The Court also addressed the counter-claim filed by the Forest Department. The trial court had dismissed it, and no appeal was filed against that dismissal. The High Court held that the dismissal of the counter-claim had therefore attained finality. Separately, the counter-claim was also defective under the proviso to Section 34 of the Specific Relief Act, 1963: the Department had sought only a declaration of title without including a prayer for recovery of possession, even though it claimed to have been dispossessed due to faulty survey operations. A court cannot grant a bare declaration of title where the plaintiff is able to seek further relief such as recovery of possession but omits to do so.

The Additional Advocate General had sought during oral submissions to file an application under Order XLI Rule 27 of the Code of Civil Procedure, 1908, to exhibit the original topographical sheet. No such application was ultimately filed. The Court noted this without further comment.

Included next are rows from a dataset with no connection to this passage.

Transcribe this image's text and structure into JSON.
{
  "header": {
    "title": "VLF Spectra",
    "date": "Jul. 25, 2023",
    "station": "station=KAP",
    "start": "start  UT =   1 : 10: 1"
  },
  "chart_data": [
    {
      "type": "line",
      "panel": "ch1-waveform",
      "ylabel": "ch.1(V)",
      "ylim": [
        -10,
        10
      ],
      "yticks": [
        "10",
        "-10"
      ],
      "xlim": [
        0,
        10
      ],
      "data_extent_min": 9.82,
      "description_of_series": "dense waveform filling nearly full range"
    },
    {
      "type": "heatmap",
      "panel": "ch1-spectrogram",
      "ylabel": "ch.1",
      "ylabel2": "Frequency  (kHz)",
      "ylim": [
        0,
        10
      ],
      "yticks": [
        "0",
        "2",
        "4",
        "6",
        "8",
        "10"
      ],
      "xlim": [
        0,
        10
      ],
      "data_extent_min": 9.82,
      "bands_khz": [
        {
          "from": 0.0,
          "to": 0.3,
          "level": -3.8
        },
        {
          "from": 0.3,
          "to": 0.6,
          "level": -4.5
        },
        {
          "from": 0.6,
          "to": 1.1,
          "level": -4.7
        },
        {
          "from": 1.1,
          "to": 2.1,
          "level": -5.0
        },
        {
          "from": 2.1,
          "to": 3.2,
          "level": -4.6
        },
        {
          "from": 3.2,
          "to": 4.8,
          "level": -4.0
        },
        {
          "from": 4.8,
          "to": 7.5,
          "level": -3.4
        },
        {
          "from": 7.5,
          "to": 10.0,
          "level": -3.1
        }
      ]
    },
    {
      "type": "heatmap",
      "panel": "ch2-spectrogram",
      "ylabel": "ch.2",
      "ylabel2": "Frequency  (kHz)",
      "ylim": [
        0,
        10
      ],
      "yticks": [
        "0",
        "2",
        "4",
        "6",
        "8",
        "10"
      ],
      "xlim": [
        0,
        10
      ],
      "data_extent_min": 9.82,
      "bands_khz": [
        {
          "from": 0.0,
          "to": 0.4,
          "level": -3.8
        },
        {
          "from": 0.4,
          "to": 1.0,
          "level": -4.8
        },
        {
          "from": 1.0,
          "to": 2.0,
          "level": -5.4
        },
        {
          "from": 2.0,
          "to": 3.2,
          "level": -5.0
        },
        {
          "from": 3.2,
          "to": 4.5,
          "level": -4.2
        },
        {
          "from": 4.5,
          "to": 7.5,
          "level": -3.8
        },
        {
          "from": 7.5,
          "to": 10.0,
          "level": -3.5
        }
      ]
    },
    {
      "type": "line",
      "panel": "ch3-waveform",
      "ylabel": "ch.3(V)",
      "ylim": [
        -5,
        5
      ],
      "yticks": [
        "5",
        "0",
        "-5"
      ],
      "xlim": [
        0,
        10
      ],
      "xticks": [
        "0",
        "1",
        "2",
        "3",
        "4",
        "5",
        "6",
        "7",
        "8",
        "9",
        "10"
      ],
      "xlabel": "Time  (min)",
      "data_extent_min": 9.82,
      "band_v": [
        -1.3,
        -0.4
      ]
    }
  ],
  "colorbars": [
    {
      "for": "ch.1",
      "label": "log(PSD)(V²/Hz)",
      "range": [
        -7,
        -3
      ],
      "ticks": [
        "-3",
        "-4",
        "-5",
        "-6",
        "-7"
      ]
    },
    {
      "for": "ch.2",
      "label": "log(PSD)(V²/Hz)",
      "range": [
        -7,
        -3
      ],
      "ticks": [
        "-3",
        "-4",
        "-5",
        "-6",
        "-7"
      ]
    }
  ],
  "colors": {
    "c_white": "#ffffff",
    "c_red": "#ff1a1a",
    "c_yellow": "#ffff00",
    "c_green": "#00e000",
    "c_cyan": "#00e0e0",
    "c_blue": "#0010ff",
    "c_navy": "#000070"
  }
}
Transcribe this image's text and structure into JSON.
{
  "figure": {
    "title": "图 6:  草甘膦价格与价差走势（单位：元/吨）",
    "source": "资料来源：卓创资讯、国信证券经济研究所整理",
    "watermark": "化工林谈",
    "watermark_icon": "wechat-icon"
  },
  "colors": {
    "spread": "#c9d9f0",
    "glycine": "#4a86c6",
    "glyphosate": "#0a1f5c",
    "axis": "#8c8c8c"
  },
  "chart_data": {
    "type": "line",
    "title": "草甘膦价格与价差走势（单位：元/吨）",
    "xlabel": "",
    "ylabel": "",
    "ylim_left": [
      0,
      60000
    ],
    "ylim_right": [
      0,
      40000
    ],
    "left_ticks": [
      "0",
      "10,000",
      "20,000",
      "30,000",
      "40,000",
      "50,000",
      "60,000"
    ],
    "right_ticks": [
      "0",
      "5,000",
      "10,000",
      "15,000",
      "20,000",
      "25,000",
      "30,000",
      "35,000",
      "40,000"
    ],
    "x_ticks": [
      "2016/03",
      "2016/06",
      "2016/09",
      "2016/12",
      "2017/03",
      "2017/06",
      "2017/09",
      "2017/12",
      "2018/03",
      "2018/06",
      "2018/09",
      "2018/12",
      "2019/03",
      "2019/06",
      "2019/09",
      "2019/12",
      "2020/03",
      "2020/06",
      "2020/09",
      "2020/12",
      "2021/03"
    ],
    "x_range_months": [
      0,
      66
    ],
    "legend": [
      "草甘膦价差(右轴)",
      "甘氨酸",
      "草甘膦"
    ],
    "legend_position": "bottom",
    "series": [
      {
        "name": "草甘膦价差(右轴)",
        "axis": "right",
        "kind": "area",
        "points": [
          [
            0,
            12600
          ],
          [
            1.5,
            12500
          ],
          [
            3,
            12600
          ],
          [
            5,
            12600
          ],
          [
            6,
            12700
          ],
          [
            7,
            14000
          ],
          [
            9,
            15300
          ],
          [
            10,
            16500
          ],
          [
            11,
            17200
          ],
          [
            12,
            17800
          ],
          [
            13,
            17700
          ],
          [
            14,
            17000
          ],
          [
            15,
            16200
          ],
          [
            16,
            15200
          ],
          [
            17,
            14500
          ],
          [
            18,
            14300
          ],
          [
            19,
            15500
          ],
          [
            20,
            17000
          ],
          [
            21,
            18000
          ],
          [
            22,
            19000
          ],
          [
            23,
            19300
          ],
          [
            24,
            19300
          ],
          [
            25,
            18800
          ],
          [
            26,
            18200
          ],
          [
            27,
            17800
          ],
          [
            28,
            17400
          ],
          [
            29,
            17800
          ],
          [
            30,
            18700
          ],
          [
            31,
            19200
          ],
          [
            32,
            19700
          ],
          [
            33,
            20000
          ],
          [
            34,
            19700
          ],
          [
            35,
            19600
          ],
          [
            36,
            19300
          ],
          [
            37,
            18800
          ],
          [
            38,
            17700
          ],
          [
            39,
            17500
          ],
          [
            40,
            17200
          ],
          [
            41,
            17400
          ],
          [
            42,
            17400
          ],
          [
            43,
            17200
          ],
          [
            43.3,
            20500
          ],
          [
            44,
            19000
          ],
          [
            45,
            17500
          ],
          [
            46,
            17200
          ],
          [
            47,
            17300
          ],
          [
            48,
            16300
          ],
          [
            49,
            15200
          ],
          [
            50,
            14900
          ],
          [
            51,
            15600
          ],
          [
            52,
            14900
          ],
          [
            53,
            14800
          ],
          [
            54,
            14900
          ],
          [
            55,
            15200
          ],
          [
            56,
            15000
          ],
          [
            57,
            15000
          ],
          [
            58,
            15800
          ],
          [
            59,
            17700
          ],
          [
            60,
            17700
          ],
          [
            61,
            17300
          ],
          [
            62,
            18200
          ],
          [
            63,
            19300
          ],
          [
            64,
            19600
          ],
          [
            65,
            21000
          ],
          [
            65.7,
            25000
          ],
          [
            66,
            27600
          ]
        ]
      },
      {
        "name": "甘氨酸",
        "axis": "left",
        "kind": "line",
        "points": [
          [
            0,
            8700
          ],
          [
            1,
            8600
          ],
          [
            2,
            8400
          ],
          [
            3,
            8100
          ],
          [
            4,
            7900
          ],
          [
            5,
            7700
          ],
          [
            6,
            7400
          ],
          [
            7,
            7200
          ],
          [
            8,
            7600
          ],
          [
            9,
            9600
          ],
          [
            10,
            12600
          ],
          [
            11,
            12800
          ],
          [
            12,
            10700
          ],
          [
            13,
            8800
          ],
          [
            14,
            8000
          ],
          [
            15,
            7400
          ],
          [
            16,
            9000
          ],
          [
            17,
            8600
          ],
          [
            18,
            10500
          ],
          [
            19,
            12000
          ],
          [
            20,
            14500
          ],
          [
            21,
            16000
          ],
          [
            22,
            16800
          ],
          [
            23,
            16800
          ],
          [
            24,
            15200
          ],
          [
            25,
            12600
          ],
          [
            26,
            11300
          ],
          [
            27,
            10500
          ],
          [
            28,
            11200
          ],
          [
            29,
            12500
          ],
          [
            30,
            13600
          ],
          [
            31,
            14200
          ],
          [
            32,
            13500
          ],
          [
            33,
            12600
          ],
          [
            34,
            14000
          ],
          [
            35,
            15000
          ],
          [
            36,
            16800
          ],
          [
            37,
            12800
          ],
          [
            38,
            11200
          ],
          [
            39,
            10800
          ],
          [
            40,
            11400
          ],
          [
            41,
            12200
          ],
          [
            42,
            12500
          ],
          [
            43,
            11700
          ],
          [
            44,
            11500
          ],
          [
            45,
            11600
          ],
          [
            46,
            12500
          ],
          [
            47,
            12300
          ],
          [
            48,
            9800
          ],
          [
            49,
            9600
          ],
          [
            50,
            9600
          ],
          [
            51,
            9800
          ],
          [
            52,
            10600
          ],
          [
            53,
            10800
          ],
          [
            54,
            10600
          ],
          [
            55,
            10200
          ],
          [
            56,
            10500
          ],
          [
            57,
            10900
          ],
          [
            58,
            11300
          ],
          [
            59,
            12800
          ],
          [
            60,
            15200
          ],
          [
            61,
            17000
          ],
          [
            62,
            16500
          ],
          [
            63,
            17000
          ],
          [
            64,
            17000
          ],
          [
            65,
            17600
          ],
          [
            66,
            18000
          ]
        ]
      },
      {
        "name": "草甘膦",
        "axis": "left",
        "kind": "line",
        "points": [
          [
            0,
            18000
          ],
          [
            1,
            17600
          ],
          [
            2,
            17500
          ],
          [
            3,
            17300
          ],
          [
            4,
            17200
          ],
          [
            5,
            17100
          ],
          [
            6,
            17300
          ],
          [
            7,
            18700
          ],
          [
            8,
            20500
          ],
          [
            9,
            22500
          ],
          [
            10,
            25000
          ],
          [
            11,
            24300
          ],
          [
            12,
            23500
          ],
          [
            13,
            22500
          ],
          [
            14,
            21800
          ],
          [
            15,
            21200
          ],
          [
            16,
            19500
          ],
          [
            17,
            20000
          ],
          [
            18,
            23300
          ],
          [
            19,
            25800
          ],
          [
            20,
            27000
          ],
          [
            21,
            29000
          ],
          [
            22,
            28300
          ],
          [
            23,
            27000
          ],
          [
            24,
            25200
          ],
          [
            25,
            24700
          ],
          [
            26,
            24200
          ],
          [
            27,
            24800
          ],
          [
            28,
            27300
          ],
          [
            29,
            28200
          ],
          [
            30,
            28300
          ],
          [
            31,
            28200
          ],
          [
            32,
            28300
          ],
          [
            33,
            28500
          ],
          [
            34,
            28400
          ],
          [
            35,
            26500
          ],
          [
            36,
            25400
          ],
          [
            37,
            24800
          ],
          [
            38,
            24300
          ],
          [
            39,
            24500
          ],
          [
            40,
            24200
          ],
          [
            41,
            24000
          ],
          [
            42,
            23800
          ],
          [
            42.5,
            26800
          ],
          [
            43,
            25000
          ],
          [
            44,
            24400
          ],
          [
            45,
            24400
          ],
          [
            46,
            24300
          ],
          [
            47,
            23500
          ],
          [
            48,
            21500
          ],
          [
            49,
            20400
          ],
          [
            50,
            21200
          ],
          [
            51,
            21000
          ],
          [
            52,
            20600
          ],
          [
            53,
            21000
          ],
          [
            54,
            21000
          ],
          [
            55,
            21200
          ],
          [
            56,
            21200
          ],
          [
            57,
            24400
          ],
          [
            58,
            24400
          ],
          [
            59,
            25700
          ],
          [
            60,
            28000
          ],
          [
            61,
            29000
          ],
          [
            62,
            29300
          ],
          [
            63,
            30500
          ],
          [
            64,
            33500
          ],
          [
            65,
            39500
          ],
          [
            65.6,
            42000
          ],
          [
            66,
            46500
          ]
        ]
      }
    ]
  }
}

The Appellants' reliance on the Supreme Court's judgment in T.N. Godavarman Thirumulkpad v. Union of India and Others, (1997) 2 SCC 267, for the proposition that “forest land” under Section 2 of the Forest Conservation Act, 1980, includes any area recorded as forest in government records, did not assist the Department. The Court's reasoning was that the Department had failed to produce any government record — original or certified — recording the suit land as forest land. The principle in Godavarman presupposes the existence of such a record; without it, the argument could not be sustained on the facts of this case.

Outcome

The High Court dismissed RFA No. 09 of 2020. The impugned judgment dated 24 December 2019 and the impugned order dated 30 September 2023, both in Title Suit No. 02 of 2017, were held to warrant no interference. Ashok Tshering Bhutia's declaration as absolute owner of Plot Nos. 311, 312 and 313 measuring a total area of 1.7560 hectares at Samardung, Burul Block, South Sikkim, stands. The letter dated 30 June 2017 issued by the Divisional Forest Officer demanding eviction remains declared null and void. Parties were directed to bear their own costs. The judgment is approved for reporting and a copy is to be transmitted to the trial court forthwith along with its records. Pending applications, if any, stand disposed of.